Washington D.C., September 12, 2022 - One day after the violent, U.S.-backed, coup d’état in Chile, the overthrow of Salvador Allende was the very first item in President Richard Nixon’s September 12, 1973, CIA intelligence report—known as the President's Daily Brief (PDB). “Chile’s President Allende is dead and the armed forces, together with the carabineros, are working to consolidate their successful coup,” stated a short summary of principal developments around the world. On page 1 of the PDB, the CIA informed Nixon that the members of the new military junta “are all respected and experienced leaders” but not supporters of democracy. According to the PDB, “the new rulers have declared [the Chilean] Congress to be in recess.”

But on the day the military moved to overthrow Salvador Allende, September 11, 1973, what the CIA informed President Nixon remains TOP SECRET. Forty-nine years after one of the most infamous military coups in Latin American history, the intelligence report in Nixon’s 9/11/1973 PDB on Chile continues to be classified as sensitive national security information. Nixon’s PDB of September 8, 1973, which is believed to contain initial CIA and Defense Intelligence Agency (DIA) reporting on specific coup preparations by the Chilean military, also remains completely redacted, almost half a century later

President Nixon, as the historical record shows, had a vested interest in the Chilean coup.

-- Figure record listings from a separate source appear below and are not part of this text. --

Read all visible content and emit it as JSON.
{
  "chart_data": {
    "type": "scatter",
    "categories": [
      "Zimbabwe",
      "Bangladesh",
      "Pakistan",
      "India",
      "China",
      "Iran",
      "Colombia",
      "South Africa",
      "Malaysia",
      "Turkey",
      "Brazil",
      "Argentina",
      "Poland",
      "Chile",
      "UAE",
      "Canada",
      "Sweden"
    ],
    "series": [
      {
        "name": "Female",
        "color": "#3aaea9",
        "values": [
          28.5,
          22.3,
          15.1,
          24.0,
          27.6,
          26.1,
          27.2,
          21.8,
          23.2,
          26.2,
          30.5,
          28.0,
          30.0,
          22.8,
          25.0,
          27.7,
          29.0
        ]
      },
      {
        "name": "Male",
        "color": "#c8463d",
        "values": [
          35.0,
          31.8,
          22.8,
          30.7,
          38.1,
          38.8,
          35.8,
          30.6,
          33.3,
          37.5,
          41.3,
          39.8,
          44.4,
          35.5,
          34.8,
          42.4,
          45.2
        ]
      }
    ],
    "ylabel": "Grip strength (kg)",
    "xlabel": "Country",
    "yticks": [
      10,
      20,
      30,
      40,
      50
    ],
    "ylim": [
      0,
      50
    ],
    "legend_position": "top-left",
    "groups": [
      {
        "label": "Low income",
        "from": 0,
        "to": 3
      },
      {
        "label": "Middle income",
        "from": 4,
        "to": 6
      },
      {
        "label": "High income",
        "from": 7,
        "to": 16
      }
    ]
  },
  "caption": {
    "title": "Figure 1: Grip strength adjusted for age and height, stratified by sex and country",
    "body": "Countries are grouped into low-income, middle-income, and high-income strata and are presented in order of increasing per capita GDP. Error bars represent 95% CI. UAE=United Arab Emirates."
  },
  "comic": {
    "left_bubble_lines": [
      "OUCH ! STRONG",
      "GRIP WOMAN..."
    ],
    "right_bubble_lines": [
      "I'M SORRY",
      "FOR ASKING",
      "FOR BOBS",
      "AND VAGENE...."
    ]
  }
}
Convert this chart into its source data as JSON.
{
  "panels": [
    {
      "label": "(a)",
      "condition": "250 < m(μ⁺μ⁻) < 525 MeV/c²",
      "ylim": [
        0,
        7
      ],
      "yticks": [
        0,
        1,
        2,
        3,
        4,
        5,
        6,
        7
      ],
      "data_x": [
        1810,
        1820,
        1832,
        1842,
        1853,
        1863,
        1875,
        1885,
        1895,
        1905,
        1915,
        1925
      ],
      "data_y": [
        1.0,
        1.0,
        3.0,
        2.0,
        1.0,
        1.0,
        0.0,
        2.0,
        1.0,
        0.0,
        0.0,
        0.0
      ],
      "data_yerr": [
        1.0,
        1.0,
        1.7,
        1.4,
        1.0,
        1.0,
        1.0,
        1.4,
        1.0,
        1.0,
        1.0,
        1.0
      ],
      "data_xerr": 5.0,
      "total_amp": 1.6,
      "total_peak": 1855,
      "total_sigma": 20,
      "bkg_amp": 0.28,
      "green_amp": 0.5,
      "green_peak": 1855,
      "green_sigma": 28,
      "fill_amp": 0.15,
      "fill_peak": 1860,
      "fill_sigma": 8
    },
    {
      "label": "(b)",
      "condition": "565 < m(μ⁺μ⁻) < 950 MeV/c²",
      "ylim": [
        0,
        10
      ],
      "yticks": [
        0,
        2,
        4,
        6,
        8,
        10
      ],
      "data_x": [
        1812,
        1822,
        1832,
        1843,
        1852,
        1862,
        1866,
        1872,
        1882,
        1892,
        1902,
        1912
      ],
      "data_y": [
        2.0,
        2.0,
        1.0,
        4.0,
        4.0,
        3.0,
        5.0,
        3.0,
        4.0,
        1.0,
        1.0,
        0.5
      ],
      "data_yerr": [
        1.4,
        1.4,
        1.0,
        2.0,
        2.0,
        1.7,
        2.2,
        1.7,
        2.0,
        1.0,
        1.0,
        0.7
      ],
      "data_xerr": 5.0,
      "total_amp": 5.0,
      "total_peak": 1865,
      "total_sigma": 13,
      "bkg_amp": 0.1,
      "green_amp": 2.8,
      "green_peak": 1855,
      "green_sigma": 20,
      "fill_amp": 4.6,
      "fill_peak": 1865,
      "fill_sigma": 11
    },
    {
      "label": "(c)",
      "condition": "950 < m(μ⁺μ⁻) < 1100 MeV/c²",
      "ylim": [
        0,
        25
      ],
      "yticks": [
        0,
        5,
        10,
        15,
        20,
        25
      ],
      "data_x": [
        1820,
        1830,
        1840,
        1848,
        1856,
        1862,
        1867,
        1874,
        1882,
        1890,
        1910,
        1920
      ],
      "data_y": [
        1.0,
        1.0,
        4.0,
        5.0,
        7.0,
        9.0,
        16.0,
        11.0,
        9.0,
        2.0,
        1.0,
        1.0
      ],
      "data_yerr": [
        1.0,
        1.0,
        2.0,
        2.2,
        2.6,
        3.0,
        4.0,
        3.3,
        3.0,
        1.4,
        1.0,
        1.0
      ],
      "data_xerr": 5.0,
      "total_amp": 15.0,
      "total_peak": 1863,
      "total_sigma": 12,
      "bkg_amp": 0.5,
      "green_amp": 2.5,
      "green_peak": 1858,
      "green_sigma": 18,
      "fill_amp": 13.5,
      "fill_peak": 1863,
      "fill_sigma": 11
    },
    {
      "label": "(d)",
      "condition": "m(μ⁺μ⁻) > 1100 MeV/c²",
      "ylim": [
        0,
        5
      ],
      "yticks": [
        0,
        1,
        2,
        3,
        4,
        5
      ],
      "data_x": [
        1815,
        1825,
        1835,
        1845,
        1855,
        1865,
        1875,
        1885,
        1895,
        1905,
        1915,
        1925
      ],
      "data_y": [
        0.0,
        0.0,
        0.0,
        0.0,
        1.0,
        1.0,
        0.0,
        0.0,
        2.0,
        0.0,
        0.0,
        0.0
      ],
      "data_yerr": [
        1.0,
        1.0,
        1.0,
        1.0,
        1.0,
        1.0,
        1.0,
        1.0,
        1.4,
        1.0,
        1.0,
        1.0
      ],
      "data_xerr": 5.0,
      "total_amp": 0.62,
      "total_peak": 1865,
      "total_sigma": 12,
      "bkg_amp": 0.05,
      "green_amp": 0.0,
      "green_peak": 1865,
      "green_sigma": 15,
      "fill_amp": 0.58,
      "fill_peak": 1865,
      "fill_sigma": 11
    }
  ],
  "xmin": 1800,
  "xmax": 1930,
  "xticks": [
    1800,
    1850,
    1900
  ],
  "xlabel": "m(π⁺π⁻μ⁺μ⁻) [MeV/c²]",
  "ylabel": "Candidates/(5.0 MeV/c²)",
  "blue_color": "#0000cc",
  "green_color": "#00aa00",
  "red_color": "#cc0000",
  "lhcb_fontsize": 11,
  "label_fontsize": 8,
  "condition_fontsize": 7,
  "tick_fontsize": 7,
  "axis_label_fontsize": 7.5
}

Three years earlier, on September 15, 1970, Nixon had given direct orders to CIA director Richard Helms to “save Chile” by instigating a military coup to block the inauguration of President-elect Salvador Allende, who had been democratically voted into office on September 4, 1970. “Make the economy scream,” Nixon mandated, according to Helms’ notes from the meeting. “Full time job, best men we have.” After Allende was inaugurated on November 3, 1970—despite concerted CIA clandestine operations to kidnap the pro-constitution commander-in-chief of Chile’s armed forces, General Rene Schneider, resulting in his assassination—Nixon convened his National Security Council to order broad U.S. government efforts to destabilize Allende’s ability to govern. “If there [is] any way to unseat A[llende],” Nixon advised his national security team, according to a second set of notes taken by Helms at the November 6, 1970, meeting, “better do it.”

As the countdown to the 50th anniversary of the coup next year begins, the National Security Archive called on the Biden administration and the CIA to fully declassify the PDBs and all remaining records related to covert operations in Chile. “Secrecy over time erodes credibility, especially regarding national security,” according to John Dinges, author of The Condor Years and a member of the Archive’s advisory board. “Continuing to hide key documents from public view” after half a century, he noted, “prevents finding a credible answer to the questions about U.S. actions in Chile.”